POJOKSATU.id, JAKARTA–Pemain yang tampil di Indonesia Soccer Championship (ISC) A boleh berharap kasus gaji menunggak yang akrab ditemui pada kompetisi sebelumnya, tidak akan terulang. Sebab penyelenggara menerapkan aturan ketat jika gaji pemain telat dibayarkan.

Menurut Manajer Persib Bandung, Umuh Muhtar, aturan soal ketepatan membayarkan kewajiban ke pemain benar-benar diatur.

“Kalau begini semua bagus, harus ada hukumannya agar klub tidak seenaknya sendiri,” katanya, saat ditemui usai manager meeting klub peserta ISC di Kawasan Kuningan, Jakarta, Senin (11/4) malam.

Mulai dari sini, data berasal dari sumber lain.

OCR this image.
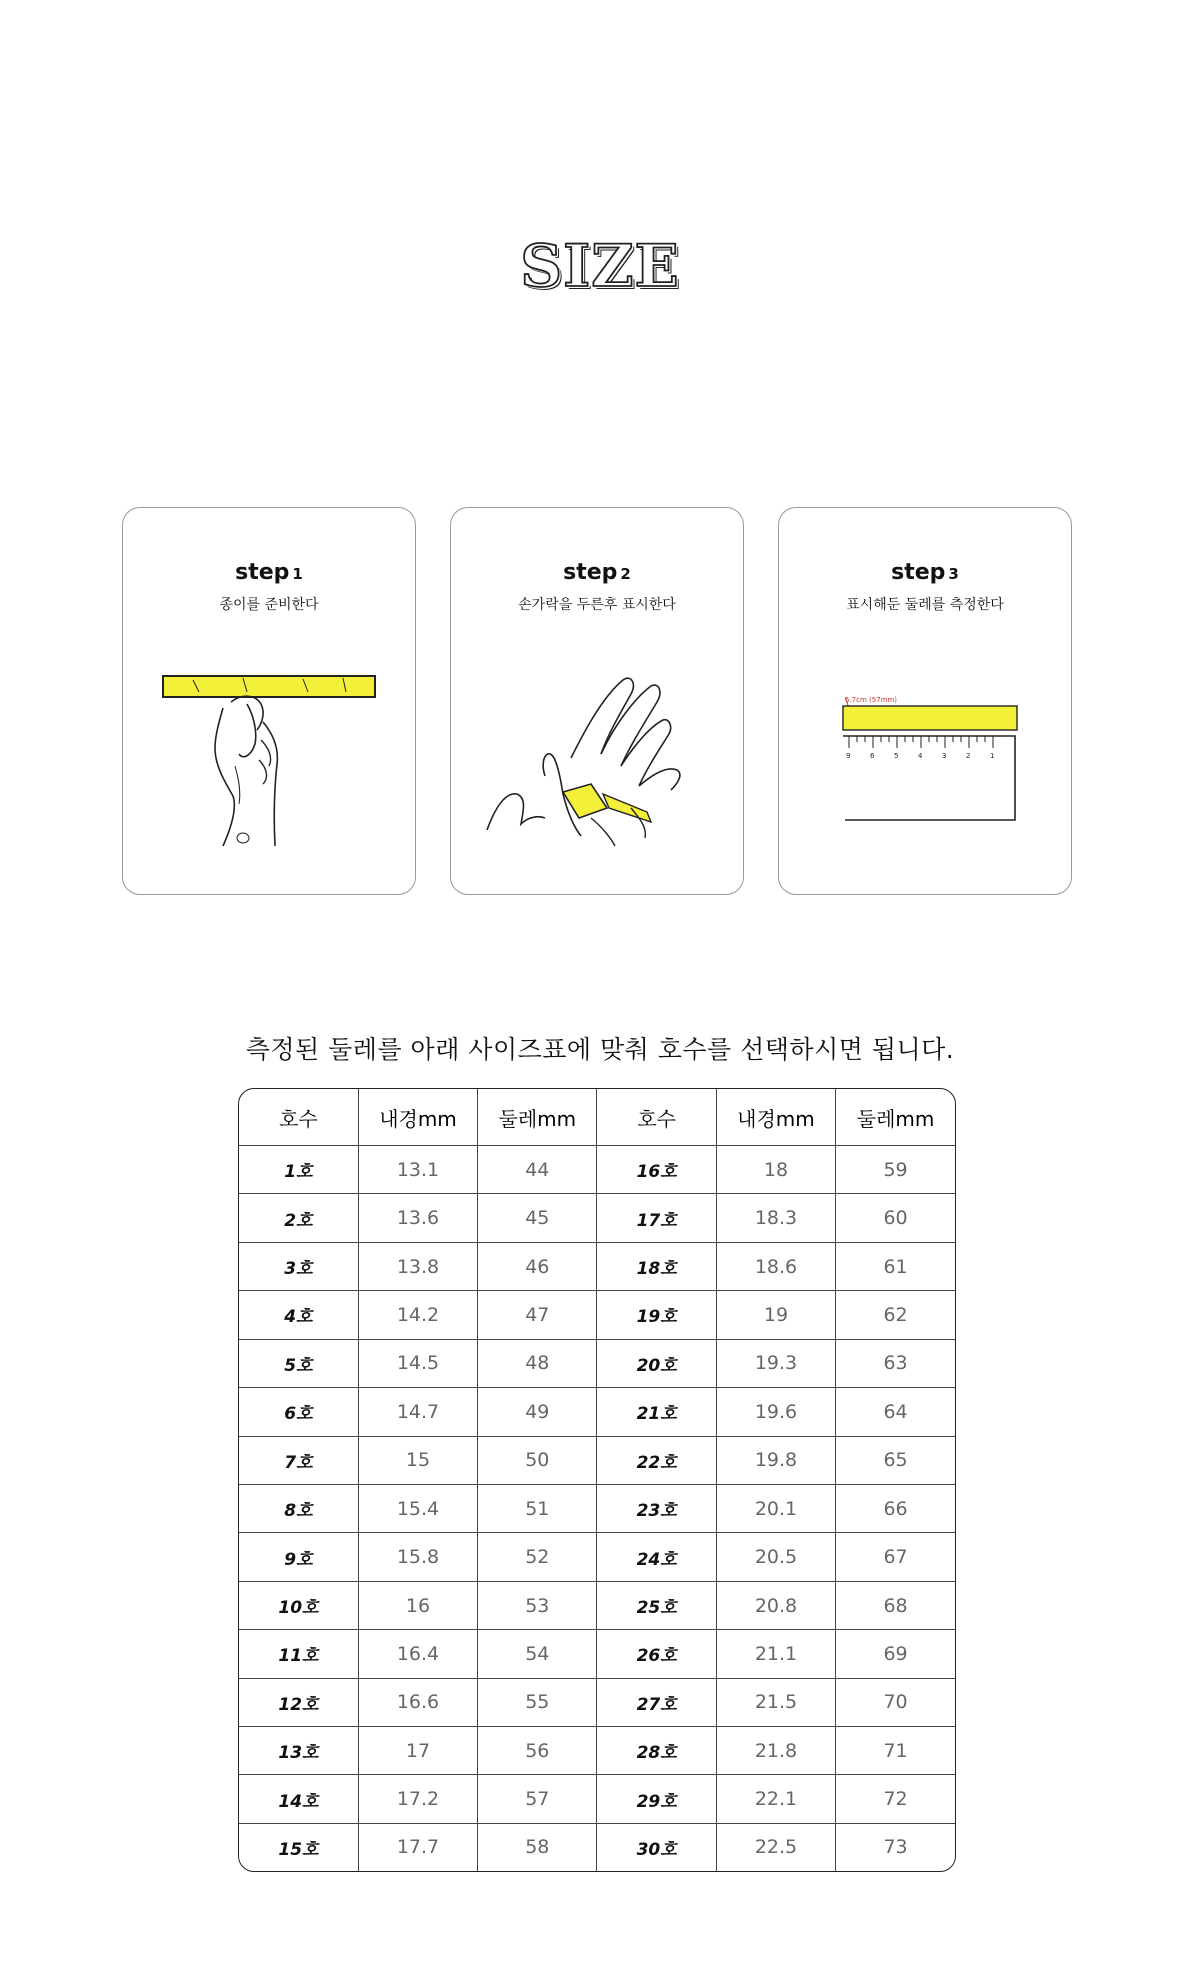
SIZE
step 1
종이를 준비한다
step 2
손가락을 두른후 표시한다
step 3
표시해둔 둘레를 측정한다
5.7cm (57mm)
9	6	5	4	3	2	1
측정된 둘레를 아래 사이즈표에 맞춰 호수를 선택하시면 됩니다.
호수	내경mm	둘레mm	호수	내경mm	둘레mm
1호	13.1	44	16호	18	59
2호	13.6	45	17호	18.3	60
3호	13.8	46	18호	18.6	61
4호	14.2	47	19호	19	62
5호	14.5	48	20호	19.3	63
6호	14.7	49	21호	19.6	64
7호	15	50	22호	19.8	65
8호	15.4	51	23호	20.1	66
9호	15.8	52	24호	20.5	67
10호	16	53	25호	20.8	68
11호	16.4	54	26호	21.1	69
12호	16.6	55	27호	21.5	70
13호	17	56	28호	21.8	71
14호	17.2	57	29호	22.1	72
15호	17.7	58	30호	22.5	73
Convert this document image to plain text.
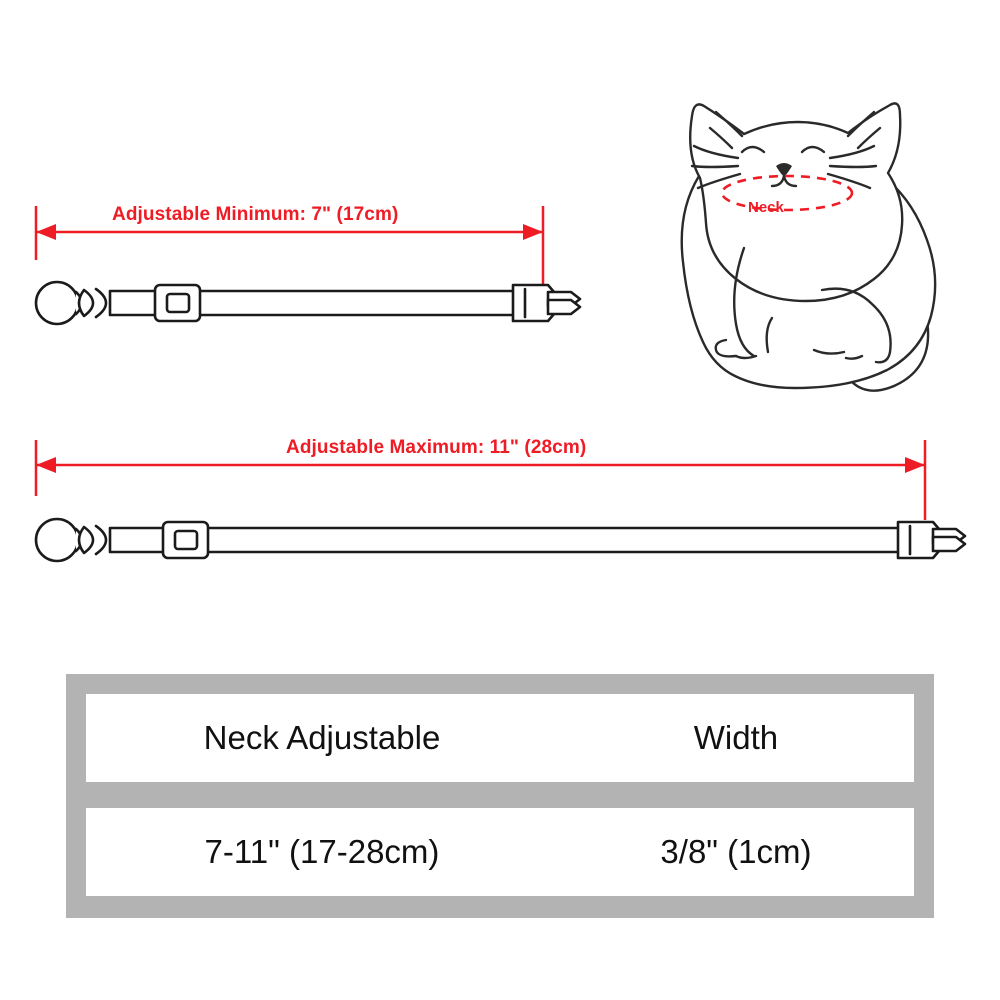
Adjustable Minimum: 7" (17cm)
Adjustable Maximum: 11" (28cm)
Neck
Neck Adjustable	Width
7-11" (17-28cm)	3/8" (1cm)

Sesuai dengan regulasi, ada tiga kategori sanksi telat bayar gaji yang bisa membuat klub merugi di kompetisi. Pertama, apabila klub terlambat membayar gaji satu atau lebih pemain selama satu bulan, maka akan ada pengurangan satu poin di klasemen.


Kedua, apabila klub menunggak satu atau lebih pemain sampai dua bulan, maka klub akan dikurangi dua poin. Paling ekstremnya, apabila keterlambatan gaji mencapai tiga bulan, maka operator kompetisi, PT GTS, akan mencabut hak komersial dan hak berkompetisi.

“Ini untuk menunjukkan keseriusan kompetisi ini menjadi lebih baik,” timpal general manager Arema Cronus Ruddy Widodo.